[ Urban Sketch ] 01

This urban sketch was originally written when I was 27. I’ve dug it out of the archives and whipped it into shape. The feature image on this piece was a photograph that I took, which was the foundation on which this Urban Sketch 01 was written.
Photograph of two girls walking with shopping

This urban sketch was originally written when I was 27. I’ve dug it out of the archives and whipped it into shape. The feature image on this piece was a photograph that I took, which was the foundation on which this Urban Sketch 01 was written.


Some of Adelaide’s corners are so bland that they could be anywhere.

They don’t contain anything.

They’re boring.

Empty.

Generically urban.

The corners are so bland that you don’t see them when you’re a local. They’re simply places that you pass through on your way to somewhere else. The hard, unforgiving squares of boring urban development beg for a touch of art, of relief. Of humanity. Locals walk through them on their way to stores so fashionable that they’re nestled behind bars, the signs graffitied.
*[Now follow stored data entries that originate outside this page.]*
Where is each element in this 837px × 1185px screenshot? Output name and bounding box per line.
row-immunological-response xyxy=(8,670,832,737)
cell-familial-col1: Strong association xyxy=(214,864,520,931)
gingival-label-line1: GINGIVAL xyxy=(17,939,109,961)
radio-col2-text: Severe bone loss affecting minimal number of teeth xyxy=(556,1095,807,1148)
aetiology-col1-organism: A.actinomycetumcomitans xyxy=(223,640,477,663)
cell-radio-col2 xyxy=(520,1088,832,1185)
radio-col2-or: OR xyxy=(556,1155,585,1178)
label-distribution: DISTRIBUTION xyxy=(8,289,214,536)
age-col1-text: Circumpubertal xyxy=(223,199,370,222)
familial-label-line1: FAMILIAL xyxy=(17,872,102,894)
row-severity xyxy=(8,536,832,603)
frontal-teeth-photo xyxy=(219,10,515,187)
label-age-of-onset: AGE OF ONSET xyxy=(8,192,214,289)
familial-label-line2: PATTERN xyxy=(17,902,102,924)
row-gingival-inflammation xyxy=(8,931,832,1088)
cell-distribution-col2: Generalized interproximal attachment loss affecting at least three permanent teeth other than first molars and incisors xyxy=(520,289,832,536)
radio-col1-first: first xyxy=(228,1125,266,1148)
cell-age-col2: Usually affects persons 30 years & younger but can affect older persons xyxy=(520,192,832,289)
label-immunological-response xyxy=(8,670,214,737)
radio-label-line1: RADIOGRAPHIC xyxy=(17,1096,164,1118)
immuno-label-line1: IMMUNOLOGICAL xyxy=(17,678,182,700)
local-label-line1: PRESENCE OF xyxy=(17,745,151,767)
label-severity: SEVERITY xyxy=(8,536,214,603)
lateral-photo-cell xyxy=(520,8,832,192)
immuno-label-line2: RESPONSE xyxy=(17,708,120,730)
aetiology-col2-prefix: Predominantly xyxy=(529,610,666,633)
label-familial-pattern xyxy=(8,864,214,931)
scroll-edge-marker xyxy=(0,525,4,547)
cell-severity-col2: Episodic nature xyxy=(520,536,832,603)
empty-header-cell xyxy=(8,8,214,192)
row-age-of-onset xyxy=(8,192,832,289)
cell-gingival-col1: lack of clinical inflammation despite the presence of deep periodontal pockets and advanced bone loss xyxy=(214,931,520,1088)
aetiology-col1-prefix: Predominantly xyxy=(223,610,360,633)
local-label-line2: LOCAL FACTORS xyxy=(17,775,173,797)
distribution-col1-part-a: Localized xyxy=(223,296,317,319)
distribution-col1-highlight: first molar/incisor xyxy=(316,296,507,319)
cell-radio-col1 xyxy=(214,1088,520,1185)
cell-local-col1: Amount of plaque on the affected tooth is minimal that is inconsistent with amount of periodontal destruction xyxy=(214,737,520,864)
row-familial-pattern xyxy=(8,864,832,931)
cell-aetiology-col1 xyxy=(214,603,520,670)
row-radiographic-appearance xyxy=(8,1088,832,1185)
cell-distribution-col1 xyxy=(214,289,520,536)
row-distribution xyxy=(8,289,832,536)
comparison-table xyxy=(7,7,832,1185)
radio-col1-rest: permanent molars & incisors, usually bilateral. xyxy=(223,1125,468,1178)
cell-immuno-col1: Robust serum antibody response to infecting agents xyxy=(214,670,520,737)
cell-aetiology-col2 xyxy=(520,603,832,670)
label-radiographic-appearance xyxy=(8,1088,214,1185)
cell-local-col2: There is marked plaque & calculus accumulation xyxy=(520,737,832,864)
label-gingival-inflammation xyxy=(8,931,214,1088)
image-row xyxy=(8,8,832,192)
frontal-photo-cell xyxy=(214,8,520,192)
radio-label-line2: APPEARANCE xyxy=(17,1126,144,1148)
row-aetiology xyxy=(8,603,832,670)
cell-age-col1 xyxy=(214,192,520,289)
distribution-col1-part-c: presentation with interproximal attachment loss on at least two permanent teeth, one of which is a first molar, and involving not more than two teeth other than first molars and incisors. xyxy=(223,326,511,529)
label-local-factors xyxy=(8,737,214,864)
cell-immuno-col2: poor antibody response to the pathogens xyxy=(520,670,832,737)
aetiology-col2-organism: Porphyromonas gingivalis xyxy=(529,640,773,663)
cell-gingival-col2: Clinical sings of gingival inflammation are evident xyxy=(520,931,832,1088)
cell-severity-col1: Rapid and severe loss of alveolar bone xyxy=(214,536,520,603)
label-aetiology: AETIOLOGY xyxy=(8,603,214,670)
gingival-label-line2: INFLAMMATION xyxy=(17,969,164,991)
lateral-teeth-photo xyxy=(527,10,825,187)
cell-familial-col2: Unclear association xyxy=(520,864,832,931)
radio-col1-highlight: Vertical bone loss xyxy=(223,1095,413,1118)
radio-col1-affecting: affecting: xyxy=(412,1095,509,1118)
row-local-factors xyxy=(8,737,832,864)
Doorways perenially empty.

The huMan-made corners are filled with edges: Square balconies, square doors, rectangular edges, rectangular bricks, rectangular doors. Even rectangular barrier posts, unusual only because almost every other barrier post in the city centre is softer, rounded.

Even the leaves that scatter through corners like these are dried and dead, themselves on the way to somewhere else, lying as though the very surface sucked the life out of them.
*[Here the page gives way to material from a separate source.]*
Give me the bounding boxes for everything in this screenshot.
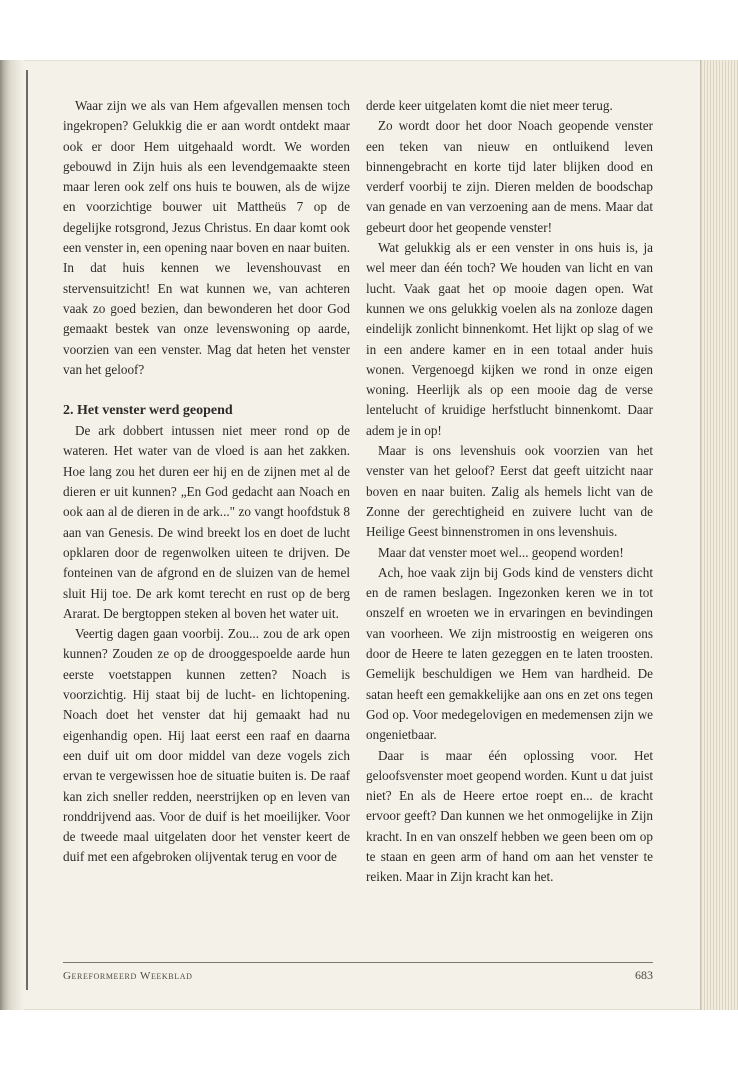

Disenfranchised trees scatter their leaves disconsolately over the paving, hiding pieces of chewing gum, bits of plastic, and wrappers that have somehow found their way to this out-of-the-way corner of the world, instead of a drain.

The graffiti, something that could be used to incredible effect, is here a half-hearted attempt at splotching the grey walls. Walls that are vapid in colour. The graffiti tags are bland and unskilled in their execution.
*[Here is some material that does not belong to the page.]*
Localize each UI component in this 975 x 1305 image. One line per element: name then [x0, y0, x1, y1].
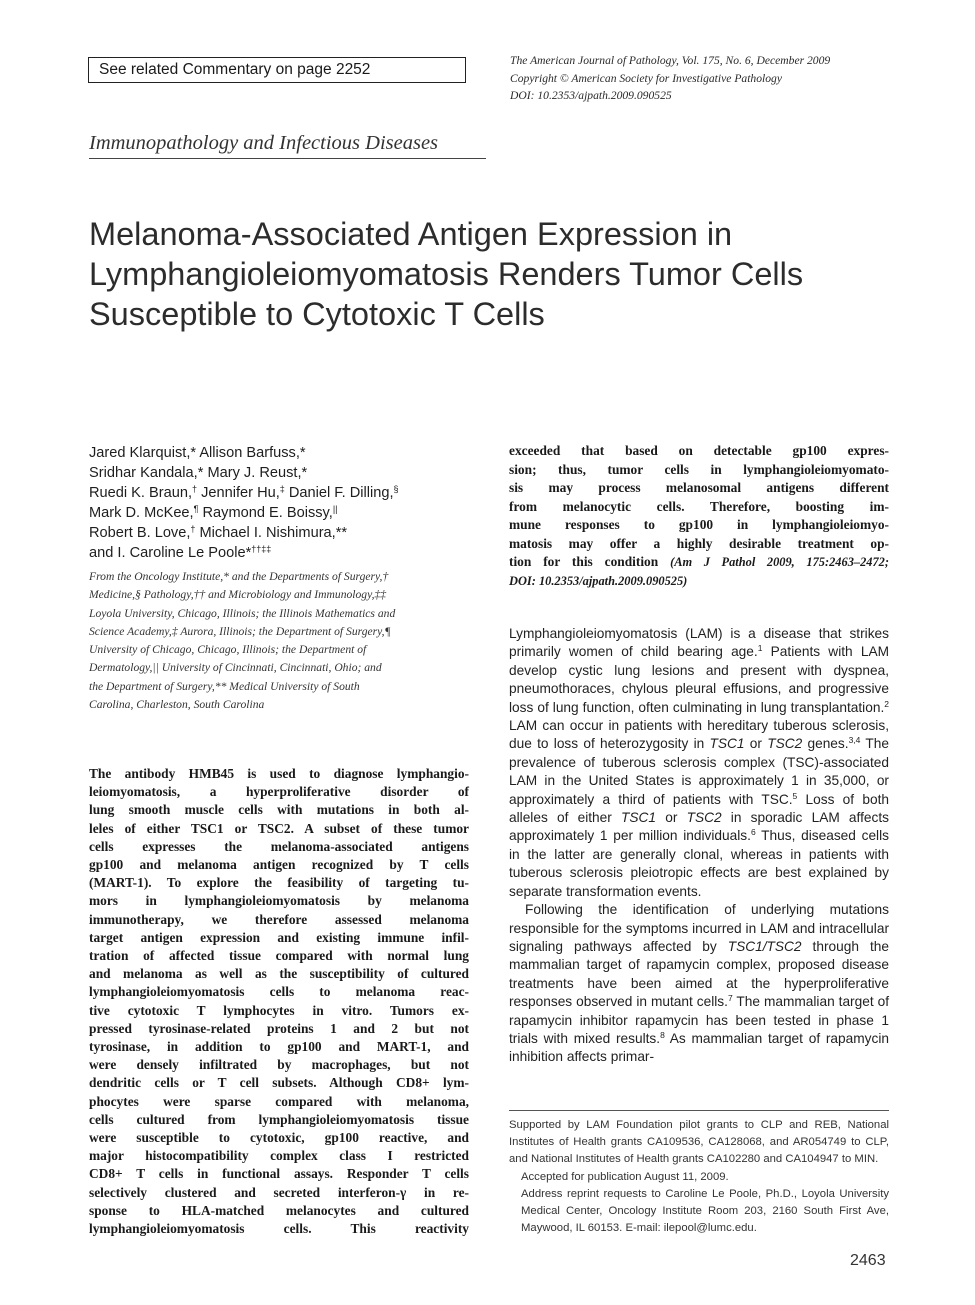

Every person who walks through this corner does so as if it doesn’t exist.

Their eyes don’t see it.

Or, maybe, they prefer not to see it.

Perhaps the pedestrians simply can’t bear to alight their eyes upon this Nothing corner, lest the torpid falsity of it infect their souls. Goodness knows that the singular tree appears to have given up, the unremitting harshness of its environment contributing to its demise.

Perhaps I’m too judgemental.

Perhaps it’s me at fault: Someone who prefers the vibrancy of life, when in fact it might simply be that the corner is untouchable, timeless.

It is not beautified.

It is not clean, or lovely, or pleasant.

But it is quiet and distant, hidden from the continuous assault of modern life, an artefact of a society that prefers to be of the world, not in it.